Accordingly, the gene alterations/SNPs are detected by genotyping. Methods of genotyping are well known in the art. In one method, primers flanking the nucleotide alteration/SNP are selected and used to amplify the region comprising the SNP. The amplified region is then sequenced using DNA sequencing techniques known in the art and analyzed for the presence of the nucleotide alteration/SNP.
In another embodiment, the method of determining a nucleotide alteration/SNP comprises using a probe. For example, in one embodiment an amplified region comprising the nucleotide alteration/SNP is hybridized using a composition comprising a probe specific for the nucleotide alteration/SNP under stringent hybridization conditions.
Thus, the disclosure further teaches isolated nucleic acids that bind to nucleotide alterations/SNPs at high stringency that are used as probes to determine the presence of the gene alteration/SNP. In a particular embodiment, the nucleic acids are labeled with a detectable marker. The marker or label is typically capable of producing, either directly or indirectly, a detectable signal. For example, the label may be radio-opaque or a radioisotope, such as 3H, 14C, 32p, 35S, 123I, 125I, 131I; a fluorescent (fluorophore) or chemiluminescent (chromophore) compound, such as fluorescein isothiocyanate, rhodamine or luciferin; an enzyme, such as alkaline phosphatase, beta-galactosidase or horseradish peroxidase; an imaging agent; or a metal ion.
The term “probe” refers to a nucleic acid sequence that will hybridize to a nucleic acid target sequence. In one example, the probe hybridises to a sequence comprising a specific nucleotide alteration/SNP or its complement, under stringent conditions, but will not to the corresponding alternative allele or its complement. The length of probe depends on the hybridization conditions and the sequences of the probe and nucleic acid target sequence. In one embodiment, the probe is an oligonucleotide of 8-50 nucleotides in length, such as, 8-10, 8-15, 11-15, 11-20, 16-20, 16-25, 21-25, or 15-40 nucleotides in length.
In a further embodiment, there is provided a kit for use in one or more of the methods described herein, the kit comprising one or more probes for hybridising to said one or more nucleotide alterations within chromosomes 22 and/or 3, as identified herein. In one embodiment, the kit only comprise probes for hybridising to said one or more nucleotide alterations within chromosomes 22 and/or 3. That is the kits does not comprise probes capable of specifically hybridizing under stringent conditions to any other chromosome. The probes in the kit may comprise or consist of 1, 2, 3, 4, 5, 10, 15, 20, 25, 30, 40, 50, 75, 100, 500, or 1000 probes which are designed to specifically hybridise to said one or more nucleotide alterations within chromosomes 22 and/or 3, as identified herein.

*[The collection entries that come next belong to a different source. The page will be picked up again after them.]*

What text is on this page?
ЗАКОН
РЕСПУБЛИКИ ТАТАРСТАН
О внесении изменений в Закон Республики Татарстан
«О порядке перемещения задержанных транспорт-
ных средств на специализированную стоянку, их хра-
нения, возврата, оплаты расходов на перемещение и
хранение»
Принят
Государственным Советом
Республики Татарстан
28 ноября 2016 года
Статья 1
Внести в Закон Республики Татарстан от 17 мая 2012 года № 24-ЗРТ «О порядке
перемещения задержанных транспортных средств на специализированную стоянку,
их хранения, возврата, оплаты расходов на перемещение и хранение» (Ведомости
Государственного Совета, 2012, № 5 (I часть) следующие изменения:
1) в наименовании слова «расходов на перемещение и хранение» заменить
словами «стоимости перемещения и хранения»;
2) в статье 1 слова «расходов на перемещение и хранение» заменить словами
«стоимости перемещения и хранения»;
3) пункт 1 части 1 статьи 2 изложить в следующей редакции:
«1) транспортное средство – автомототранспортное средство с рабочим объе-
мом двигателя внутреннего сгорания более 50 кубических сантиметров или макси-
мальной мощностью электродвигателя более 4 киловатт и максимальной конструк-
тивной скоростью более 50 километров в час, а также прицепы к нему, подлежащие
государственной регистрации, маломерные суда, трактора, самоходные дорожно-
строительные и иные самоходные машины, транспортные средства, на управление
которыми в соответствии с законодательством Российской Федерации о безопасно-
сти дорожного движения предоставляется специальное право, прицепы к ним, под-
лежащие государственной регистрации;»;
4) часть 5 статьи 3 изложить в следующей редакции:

A kit could take any variety of forms. In one embodiment the kit may comprise a substrate upon which said probe(s) are bound or otherwise attached to. The probes may be provided in a form of array, where individual probes of bound/adhered to specific and discernable locations on the substrate, so as to easily facilitate with identifying which probes bind to test nucleic acid.
The skilled addressee is well aware of other components such as reagents, buffers, nucleotides etc, which may be included in a kit.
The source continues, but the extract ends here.